A collimated laser beam of power P = 106 Watt illuminates a 100%-reflecting
micromirror at an angle of incidence of θ=30 for duration of = 0.015 seconds. Prior to laser
illumination, the mirror is at rest. What is the mass of the mirror m if it acquires velocity
of 1 m/s after laser illumination?
Please write the relevant equations and demonstrate effort by showing one's attempt as solving the problem.

Note that photons have energy and momentum.

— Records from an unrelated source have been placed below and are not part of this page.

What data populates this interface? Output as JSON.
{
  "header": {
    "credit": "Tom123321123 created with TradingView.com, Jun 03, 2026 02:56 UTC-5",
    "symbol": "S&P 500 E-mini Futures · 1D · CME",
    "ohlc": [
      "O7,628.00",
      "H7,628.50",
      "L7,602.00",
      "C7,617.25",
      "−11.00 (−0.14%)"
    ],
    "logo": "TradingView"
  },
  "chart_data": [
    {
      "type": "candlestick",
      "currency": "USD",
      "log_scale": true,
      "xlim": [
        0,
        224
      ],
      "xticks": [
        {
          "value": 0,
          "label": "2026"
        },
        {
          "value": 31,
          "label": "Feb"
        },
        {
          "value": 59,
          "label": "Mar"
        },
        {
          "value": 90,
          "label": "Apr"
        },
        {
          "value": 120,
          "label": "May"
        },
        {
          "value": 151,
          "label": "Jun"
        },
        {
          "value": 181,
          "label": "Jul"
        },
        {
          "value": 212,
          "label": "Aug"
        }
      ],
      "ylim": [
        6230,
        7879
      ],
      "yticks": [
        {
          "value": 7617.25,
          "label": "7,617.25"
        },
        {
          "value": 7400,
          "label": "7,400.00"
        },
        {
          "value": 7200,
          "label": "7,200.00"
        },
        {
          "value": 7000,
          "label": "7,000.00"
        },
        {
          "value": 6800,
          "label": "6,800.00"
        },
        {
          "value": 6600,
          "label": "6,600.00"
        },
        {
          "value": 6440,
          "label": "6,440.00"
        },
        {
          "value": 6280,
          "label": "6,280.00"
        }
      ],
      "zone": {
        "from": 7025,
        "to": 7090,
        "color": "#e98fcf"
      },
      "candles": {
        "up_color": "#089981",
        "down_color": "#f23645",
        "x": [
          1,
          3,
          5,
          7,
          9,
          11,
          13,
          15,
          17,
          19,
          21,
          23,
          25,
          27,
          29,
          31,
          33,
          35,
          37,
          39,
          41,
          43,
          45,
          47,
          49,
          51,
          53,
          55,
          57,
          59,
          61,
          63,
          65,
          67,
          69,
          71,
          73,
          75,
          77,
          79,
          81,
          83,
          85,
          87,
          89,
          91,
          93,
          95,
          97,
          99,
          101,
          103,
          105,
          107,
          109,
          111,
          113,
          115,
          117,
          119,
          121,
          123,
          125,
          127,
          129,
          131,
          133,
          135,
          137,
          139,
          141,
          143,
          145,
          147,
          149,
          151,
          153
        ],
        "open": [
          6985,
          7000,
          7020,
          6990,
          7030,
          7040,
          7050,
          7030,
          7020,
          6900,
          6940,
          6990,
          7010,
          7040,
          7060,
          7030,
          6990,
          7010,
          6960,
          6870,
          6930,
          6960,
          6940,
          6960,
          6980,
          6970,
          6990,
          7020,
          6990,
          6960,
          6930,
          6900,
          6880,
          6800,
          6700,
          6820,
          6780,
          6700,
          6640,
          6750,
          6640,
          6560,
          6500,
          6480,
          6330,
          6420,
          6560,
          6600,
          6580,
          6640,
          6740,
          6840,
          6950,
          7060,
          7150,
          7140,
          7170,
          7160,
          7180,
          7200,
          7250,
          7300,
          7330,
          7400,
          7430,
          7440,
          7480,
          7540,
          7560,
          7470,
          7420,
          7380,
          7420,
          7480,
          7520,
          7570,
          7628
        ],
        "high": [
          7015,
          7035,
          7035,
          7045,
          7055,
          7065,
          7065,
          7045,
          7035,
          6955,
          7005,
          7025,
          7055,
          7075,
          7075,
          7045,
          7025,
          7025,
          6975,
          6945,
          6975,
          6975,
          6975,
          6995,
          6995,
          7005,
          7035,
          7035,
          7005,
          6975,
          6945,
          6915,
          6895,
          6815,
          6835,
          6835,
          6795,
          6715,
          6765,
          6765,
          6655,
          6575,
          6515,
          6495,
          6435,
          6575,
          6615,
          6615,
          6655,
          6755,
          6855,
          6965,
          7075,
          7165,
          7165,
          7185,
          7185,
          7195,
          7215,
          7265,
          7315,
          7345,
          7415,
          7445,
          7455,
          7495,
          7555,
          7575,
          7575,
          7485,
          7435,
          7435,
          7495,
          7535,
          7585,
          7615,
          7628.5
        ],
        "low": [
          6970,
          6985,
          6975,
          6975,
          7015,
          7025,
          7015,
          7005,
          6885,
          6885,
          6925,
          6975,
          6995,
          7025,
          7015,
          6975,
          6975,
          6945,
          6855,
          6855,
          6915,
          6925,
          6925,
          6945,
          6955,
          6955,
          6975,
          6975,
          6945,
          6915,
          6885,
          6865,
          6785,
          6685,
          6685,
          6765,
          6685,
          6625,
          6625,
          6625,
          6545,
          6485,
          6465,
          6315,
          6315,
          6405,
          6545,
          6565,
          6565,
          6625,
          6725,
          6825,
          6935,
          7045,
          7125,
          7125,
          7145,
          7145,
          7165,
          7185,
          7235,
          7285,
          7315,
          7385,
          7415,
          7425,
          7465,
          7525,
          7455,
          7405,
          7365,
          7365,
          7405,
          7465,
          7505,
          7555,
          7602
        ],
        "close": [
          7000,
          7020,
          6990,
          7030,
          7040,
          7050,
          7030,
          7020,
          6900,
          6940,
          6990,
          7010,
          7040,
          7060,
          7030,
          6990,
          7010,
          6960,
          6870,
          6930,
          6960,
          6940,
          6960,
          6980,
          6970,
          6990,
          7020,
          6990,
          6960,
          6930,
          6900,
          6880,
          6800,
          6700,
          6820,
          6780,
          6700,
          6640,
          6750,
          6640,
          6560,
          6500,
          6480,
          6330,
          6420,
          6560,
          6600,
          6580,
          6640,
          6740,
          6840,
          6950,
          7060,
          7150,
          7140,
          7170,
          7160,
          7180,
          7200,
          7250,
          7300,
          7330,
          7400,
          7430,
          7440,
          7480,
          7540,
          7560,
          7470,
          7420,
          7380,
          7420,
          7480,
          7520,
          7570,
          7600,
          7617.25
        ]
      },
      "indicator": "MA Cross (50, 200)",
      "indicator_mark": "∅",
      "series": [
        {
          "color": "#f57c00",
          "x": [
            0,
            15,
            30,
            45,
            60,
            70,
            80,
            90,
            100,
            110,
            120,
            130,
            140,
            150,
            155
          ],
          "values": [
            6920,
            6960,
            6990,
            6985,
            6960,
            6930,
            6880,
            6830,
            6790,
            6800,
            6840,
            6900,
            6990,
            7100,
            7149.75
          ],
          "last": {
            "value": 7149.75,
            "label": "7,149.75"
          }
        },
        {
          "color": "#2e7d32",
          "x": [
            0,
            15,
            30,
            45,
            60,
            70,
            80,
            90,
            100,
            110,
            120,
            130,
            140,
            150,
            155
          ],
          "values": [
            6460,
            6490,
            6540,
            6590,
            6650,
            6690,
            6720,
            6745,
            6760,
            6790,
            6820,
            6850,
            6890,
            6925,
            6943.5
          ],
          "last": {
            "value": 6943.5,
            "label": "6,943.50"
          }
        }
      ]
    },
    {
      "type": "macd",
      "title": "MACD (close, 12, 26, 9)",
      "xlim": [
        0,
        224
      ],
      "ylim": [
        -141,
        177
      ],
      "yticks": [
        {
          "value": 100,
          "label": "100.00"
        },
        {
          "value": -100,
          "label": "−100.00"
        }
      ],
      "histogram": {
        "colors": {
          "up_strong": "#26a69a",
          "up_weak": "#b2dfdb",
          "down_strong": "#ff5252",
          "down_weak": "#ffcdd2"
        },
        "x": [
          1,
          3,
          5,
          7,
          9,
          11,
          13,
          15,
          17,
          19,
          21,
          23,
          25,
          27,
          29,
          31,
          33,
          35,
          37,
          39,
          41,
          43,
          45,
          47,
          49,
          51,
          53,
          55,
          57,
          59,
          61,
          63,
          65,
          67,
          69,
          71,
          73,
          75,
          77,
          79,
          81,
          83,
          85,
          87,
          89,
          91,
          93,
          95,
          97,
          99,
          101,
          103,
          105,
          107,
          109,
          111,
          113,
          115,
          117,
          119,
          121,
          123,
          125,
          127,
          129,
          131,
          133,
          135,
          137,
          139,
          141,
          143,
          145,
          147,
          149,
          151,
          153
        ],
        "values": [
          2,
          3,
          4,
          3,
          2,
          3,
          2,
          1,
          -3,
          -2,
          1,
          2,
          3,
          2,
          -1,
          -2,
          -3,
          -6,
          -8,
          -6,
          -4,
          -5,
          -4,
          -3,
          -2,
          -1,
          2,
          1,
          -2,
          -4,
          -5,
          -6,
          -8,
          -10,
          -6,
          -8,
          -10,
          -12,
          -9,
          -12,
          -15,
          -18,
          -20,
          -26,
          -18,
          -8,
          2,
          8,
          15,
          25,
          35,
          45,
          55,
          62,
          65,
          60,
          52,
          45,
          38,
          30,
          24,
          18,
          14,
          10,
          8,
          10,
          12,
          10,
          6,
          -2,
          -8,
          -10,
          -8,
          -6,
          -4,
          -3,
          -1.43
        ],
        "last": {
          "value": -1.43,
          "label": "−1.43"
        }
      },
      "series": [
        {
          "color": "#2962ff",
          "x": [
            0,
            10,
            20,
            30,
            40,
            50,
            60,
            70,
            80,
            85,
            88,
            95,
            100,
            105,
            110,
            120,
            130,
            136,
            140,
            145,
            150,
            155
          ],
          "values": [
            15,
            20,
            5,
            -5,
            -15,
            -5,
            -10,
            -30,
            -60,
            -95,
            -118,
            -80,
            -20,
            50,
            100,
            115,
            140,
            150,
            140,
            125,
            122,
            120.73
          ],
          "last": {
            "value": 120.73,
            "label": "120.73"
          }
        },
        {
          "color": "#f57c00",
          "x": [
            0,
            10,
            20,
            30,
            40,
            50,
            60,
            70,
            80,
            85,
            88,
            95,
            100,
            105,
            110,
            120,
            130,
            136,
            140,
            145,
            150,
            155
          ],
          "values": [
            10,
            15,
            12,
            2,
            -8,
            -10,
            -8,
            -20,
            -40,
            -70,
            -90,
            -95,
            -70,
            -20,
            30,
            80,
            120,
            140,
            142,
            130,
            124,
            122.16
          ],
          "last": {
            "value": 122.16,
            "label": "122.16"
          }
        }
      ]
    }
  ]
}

Here is my cut at it. (Had some family issues, sorry for the delay)

## Homework Statement

A collimated laser beam of power P = 106 Watt illuminates a 100%-reflecting
micromirror at an angle of incidence of ?=30 for duration of = 0.015 seconds. Prior to laser
illumination, the mirror is at rest. What is the mass of the mirror m if it acquires velocity
of 1 m/s after laser illumination?

Power = 106 (W)
Angle of Incidence = 30 degrees
Time = 0.015 (s)
Velocity = (1 m/s)
Mass = ?

## Homework Equations

No equations were given.

Force = Mass*Acceleration

Force = 2*(Intensity*Area)/c
= 2*Power/c

(There is twice the force because it is a totally reflected wave)

## The Attempt at a Solution

Force = 2*(Intensity*Area)/c
= 2*Power/c
= 2*(106*cos(30) W)/(3*10^8 m/s)
= 6.12*10^-7 N

Force = Mass*Acceleration
Mass = Force/Acceleration
= (6.12*10^-7 N)/[(0 m/s-1 m/s)/(0.015 s)]
= 9.18*10^-9 Kg

It all seems too simple, so I would really appreciate a good review.

mfb
Mentor
It is as simple as that. You can check your calculations with WolframAlpha or similar tools.
The place where you add the angle is a bit strange - it influences the momentum transfer, and not the area. The result is the same, however.

Thanks mfb.

Would this be the correct way to account for the angle of incidence?

Force = 2*(Intensity*Area)/c
= 2*Power/c
= 2*(106 W)/(3*10^8 m/s)
= 7.07*10^-7 N

Force = Mass*Acceleration
Mass = Force/Acceleration
= (7.07*10^-7*cos(30) N)/[(0 m/s-1 m/s)/(0.015 s)]
= 9.18*10^-9 Kg

mfb
Mentor
I would change Force = 2*Power/c to Force = 2*cos(alpha)*Power/c. This way, it is clear where the angle comes from.